This Christmas, Battersea Pier Junction became the latest focus of intense activity as it was renewed over an 11-day blockade.
Battersea Pier Junction is one of London’s busiest. Located one mile south of London’s Victoria Station and used by 240,000 passengers each day. The junction contained some of the oldest (dating from 1970s) infrastructure on the Sussex route. There was deteriorating geometry issues with poor top and poor alignment, which was affecting ride quality and could have resulted in potential speed restrictions. The site also included 19 priority rail defects.
The S&C South Alliance (Colas Rail Ltd, AECOM and Network Rail) was tasked with the project. It was not an easy one to plan, given its location is bounded by the River Thames, the site of Battersea Power Station, a 10-storey blocks of flats and a hotel.
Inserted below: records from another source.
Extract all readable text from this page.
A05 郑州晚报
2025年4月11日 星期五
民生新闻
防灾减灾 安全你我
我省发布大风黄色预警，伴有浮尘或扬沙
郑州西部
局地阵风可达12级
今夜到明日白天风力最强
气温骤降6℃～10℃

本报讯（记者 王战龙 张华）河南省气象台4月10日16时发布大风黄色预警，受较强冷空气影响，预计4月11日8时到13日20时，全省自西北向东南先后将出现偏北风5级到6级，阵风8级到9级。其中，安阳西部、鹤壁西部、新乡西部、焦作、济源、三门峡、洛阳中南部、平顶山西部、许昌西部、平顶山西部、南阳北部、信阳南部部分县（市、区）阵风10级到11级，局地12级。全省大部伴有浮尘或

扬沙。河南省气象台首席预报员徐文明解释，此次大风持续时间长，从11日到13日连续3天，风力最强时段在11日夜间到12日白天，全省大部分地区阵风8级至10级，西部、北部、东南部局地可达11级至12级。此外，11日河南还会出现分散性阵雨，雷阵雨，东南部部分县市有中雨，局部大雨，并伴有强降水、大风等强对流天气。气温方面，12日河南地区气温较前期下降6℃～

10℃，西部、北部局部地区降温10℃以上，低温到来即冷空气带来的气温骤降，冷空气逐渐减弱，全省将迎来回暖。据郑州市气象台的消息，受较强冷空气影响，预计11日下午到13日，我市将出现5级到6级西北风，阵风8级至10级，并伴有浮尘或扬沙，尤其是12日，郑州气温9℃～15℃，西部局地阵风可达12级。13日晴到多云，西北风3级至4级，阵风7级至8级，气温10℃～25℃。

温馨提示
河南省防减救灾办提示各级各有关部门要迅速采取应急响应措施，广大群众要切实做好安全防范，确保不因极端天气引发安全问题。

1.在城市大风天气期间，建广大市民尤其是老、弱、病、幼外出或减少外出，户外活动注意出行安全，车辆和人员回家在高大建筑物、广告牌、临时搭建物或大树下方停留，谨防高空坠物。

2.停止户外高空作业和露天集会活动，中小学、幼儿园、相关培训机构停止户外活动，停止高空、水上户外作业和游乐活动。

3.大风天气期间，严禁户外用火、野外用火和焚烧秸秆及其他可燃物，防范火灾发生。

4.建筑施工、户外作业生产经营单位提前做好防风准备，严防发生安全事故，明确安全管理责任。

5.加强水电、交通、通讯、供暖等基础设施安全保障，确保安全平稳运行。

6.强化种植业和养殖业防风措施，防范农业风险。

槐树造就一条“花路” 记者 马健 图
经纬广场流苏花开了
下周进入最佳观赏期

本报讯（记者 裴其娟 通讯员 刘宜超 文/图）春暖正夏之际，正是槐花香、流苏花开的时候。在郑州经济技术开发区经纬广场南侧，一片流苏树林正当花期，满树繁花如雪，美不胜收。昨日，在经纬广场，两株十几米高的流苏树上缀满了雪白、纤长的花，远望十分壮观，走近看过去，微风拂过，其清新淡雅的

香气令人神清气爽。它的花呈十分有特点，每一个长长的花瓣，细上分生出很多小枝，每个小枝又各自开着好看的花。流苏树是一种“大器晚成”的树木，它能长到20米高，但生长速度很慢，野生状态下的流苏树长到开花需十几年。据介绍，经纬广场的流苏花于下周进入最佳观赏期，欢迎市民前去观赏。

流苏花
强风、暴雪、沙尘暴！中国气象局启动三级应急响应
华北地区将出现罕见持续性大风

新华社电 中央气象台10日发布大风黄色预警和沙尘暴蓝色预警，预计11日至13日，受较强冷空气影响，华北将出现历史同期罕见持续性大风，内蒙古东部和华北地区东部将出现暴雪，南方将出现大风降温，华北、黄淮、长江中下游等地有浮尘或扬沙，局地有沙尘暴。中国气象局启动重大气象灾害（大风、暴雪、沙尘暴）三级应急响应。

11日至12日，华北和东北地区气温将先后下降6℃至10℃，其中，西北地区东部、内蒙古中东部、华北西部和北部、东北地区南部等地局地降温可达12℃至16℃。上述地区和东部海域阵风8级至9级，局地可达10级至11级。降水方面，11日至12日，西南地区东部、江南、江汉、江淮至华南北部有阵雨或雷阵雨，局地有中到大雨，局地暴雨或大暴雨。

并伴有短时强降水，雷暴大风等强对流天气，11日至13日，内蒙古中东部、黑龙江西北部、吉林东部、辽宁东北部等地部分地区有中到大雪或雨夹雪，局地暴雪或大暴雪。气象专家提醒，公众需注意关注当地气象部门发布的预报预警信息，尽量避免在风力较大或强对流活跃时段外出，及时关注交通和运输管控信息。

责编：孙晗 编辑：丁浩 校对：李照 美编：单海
The works comprised of the replacement of 12 point ends and a fixed diamond crossing, 1,300 metres of plain line track and 1,800 metres of conductor rail, together with replacing 10 point machines and associated cabling and power supply.
The 11-day blockade began at 01:05 on 23 December 2018, with the project’s 13 engineering trains already stabled in Victoria station. It was completed on time, accident and incident free, and handed back to operational traffic at 45mph line speed at 23:00 on 1 January 2019. Empty stock proving runs between Victoria and Clapham then took place before traffic recommenced.